In teoria, ci sarebbero quindi circa 5 anni di tempo – una visita all’anno - per instaurare con il medico una relazione di conoscenza e di fiducia e per poter chiedere informazioni sui temi della sessualità e della contraccezione.
Il segreto è un dovere etico
In realtà, questa routine è poco perseguita e ancora oggi le ragazzine temono la visita: secondo un’indagine della Società italiana di pediatria e della Società italiana di medicina dell’adolescenza l’88% delle quattordicenni va dal medico con i genitori e, di queste, il 40% vive la situazione con imbarazzo, dovuto soprattutto alla mancanza di conoscenza sui propri diritti in tema di privacy.
Il segreto professionale vale anche per i minorenni?
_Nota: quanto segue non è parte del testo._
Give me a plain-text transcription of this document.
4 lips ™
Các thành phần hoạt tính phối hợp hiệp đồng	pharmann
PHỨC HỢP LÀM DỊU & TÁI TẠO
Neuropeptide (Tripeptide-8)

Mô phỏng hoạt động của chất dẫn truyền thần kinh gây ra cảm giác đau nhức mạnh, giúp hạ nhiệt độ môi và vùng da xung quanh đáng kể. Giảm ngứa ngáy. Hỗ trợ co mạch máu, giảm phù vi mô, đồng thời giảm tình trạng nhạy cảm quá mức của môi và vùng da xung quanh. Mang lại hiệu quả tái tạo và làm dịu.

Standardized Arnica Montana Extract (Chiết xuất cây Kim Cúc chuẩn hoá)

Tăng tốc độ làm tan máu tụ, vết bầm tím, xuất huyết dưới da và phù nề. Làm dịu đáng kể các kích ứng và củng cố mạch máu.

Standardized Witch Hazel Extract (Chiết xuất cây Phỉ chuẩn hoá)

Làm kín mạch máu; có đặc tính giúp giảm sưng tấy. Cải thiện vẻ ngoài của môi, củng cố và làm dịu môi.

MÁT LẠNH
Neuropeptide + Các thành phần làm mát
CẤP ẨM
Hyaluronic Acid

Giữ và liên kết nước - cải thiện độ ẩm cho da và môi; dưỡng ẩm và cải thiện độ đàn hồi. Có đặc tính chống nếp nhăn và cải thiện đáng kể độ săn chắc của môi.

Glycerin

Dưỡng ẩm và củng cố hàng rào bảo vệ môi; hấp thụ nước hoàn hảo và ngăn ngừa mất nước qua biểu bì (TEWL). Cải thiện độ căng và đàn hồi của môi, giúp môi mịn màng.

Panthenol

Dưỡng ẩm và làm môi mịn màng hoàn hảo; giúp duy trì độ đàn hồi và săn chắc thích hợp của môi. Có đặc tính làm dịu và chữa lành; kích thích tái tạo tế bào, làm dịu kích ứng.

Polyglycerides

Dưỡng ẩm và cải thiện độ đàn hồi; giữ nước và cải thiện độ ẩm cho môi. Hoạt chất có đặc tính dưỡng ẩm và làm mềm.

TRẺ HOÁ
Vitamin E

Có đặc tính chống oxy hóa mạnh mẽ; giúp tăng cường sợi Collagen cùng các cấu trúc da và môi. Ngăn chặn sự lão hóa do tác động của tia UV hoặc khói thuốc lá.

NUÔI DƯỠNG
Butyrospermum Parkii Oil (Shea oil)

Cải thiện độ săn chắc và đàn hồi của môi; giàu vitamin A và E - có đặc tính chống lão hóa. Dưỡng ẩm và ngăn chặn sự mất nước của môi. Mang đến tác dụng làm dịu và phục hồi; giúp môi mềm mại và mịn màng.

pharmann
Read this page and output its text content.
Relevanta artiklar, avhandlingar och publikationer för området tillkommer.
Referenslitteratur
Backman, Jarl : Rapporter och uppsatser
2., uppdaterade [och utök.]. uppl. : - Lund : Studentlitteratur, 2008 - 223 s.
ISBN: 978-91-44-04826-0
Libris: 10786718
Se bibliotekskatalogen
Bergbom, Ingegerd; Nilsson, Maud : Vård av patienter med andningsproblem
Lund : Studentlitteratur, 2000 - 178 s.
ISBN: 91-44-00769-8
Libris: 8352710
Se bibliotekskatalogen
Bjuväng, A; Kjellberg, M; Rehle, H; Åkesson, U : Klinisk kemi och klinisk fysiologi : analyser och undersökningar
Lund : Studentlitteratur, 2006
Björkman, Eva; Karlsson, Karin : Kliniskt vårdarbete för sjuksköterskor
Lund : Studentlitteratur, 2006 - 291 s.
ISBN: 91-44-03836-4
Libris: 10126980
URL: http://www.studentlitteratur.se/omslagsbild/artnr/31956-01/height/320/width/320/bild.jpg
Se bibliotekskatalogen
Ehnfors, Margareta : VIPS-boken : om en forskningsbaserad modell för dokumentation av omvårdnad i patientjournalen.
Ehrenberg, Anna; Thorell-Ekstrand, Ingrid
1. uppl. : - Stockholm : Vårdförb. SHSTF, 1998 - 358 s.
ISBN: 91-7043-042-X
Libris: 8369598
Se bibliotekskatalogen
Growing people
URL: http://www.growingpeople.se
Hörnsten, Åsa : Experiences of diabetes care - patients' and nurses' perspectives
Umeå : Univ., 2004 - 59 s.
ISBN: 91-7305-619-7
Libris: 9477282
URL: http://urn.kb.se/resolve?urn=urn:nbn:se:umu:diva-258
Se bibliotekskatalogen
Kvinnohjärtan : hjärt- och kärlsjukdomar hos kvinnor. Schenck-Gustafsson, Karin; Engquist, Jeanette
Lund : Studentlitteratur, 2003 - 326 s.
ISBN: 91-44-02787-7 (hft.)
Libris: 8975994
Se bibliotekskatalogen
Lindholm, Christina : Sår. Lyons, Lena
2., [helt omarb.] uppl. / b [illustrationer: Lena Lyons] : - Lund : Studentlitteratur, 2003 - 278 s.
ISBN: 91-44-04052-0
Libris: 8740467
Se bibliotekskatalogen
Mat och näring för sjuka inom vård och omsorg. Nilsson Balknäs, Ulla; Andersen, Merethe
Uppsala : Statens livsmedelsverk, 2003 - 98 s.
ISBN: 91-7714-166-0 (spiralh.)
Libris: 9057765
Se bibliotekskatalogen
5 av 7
Le norme in merito dicono che se non ci sono motivi specifici legati alla salute della paziente, il medico ha la facoltà e il dovere etico di garantire l’assoluta riservatezza e di non rivelare quindi ai genitori e a nessun altro quanto espresso durante la visita.
Ciò vuol dire che ci si può far prescrivere un anticoncezionale o un contraccettivo d’emergenza (la cosiddetta pillola del giorno dopo) – che per le minorenni necessita di ricetta medica - senza che la mamma venga a saperlo.
Esiste infatti una norma che nega l’accesso ai dati personali e ai documenti amministrativi anche quando questi siano richiesti espressamente dai genitori di minorenni.
Non solo, i minorenni possono rivolgersi alle strutture sanitarie e ai consultori che, per legge, hanno il dovere di somministrare su prescrizione medica i mezzi necessari per conseguire le finalità liberamente scelte in ordine alla procreazione responsabile anche ai minori.
Il diritto alla privacy vale anche in caso di interruzione volontaria di gravidanza. In realtà, la legge 194/78, all’articolo 12, impone per le minorenni il consenso dei genitori o tutori ma, qualora non ci fosse, il consultorio familiare o il medico che rilascia il certificato di gravidanza in atto si devono rivolgere al Giudice tutelare entro 7 giorni. E il Giudice, entro 5 giorni dalla richiesta e ascoltate le motivazioni della minorenne, autorizzerà l’interruzione volontaria di gravidanza.
Il diritto alla privacy è quindi sostanzialmente previsto e garantito. Sarebbe però ovviamente auspicabile, anche da parte dei ginecologi, che tra genitori e figlie si instauri un dialogo aperto e sincero su tutti i temi che riguardano la sessualità.